Мои впечатления от той поездки в станционный посёлок незабываемы до сих пор.
Я уже никогда не смогу окунуться в такую простую и одухотворённую атмосферу певческого искусства, какую мне благосклонно подарила судьба. Подобное искусство высшего образца возможно только при одном условии – когда оно формируется людьми для самих себя. В противном случае – скажу об этом прямо – оно недосягаемо. Пусть этому не так много примеров, но всё же они есть…

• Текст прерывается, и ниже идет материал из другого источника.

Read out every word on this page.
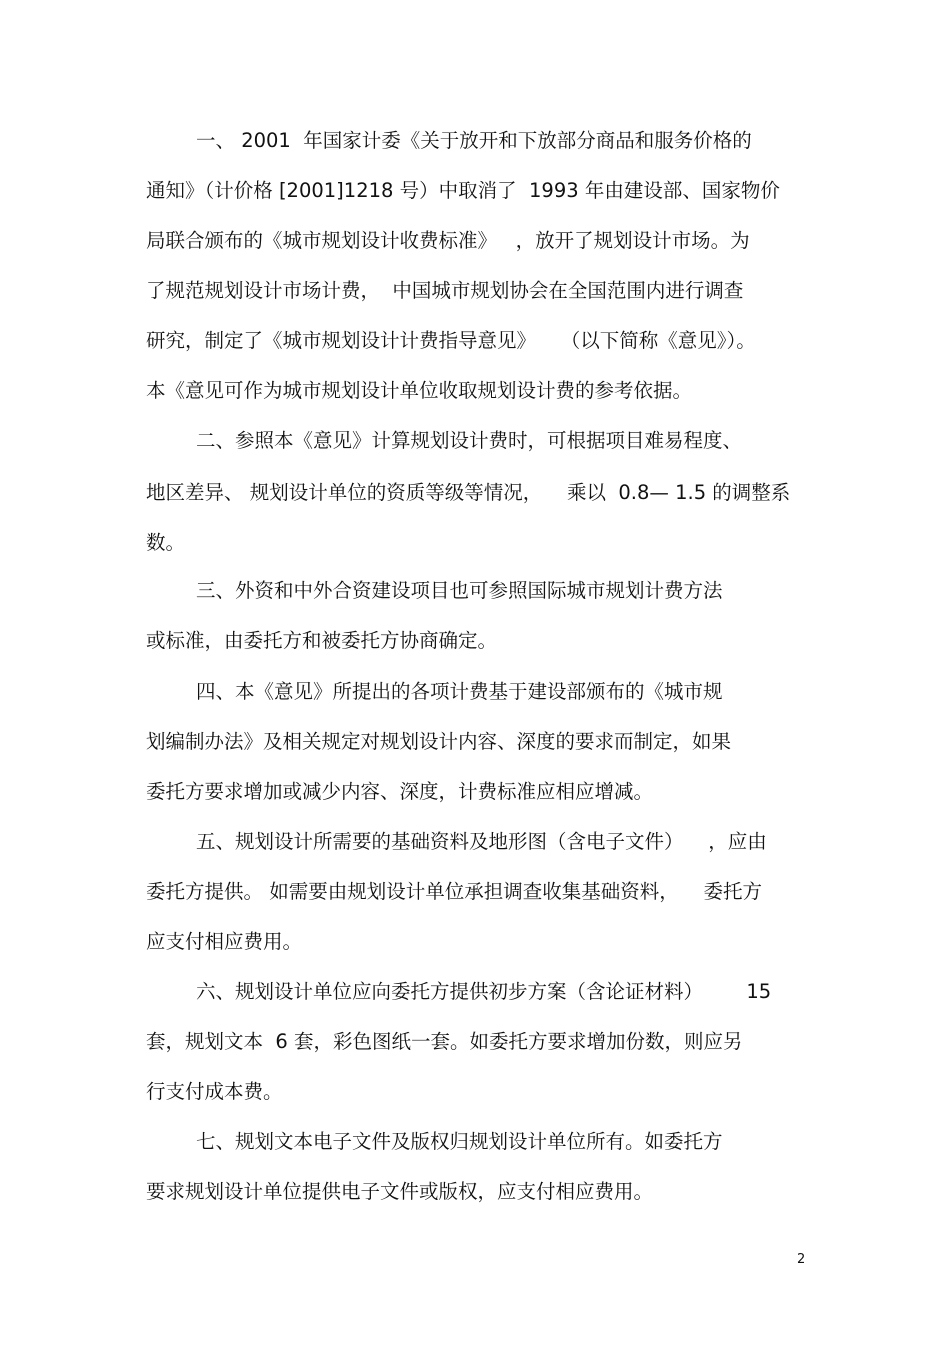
一、 2001  年国家计委《关于放开和下放部分商品和服务价格的
通知》（计价格 [2001]1218 号）中取消了  1993 年由建设部、国家物价
局联合颁布的《城市规划设计收费标准》   ，放开了规划设计市场。为
了规范规划设计市场计费，  中国城市规划协会在全国范围内进行调查
研究，制定了《城市规划设计计费指导意见》    （以下简称《意见》）。
本《意见可作为城市规划设计单位收取规划设计费的参考依据。
二、参照本《意见》计算规划设计费时，可根据项目难易程度、
地区差异、 规划设计单位的资质等级等情况，    乘以  0.8— 1.5 的调整系
数。
三、外资和中外合资建设项目也可参照国际城市规划计费方法
或标准，由委托方和被委托方协商确定。
四、本《意见》所提出的各项计费基于建设部颁布的《城市规
划编制办法》及相关规定对规划设计内容、深度的要求而制定，如果
委托方要求增加或减少内容、深度，计费标准应相应增减。
五、规划设计所需要的基础资料及地形图（含电子文件）    ，应由
委托方提供。 如需要由规划设计单位承担调查收集基础资料，    委托方
应支付相应费用。
六、规划设计单位应向委托方提供初步方案（含论证材料）       15
套，规划文本  6 套，彩色图纸一套。如委托方要求增加份数，则应另
行支付成本费。
七、规划文本电子文件及版权归规划设计单位所有。如委托方
要求规划设计单位提供电子文件或版权，应支付相应费用。
2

Уже писались эти воспоминания, когда прочитал я сообщение в печати о создании рок-группы при одной из отечественных епархий. О чём петь, её музыканты выбирают сами. «…слова не очень важны в песне – утверждала одна из активисток того ансамбля. – …песня о православии, о чае или молодёжи – мне без разницы, лишь бы музыка была хорошая». А далее в сообщении говорилось, что группа готовит уличный концерт – рокеры исполнят песни Высоцкого. Подобные выплески уже в порядке вещей. Вот что наговорил кинорежиссёр Михалков: «Судьба нашей державы зависит от детей, которых сегодня приводят в храм за руку. Они поют в хоре, старательно выговаривая слова, пока не очень понимая смысл, но это и неважно. Важно, что эти слова сакрально соединяют их…».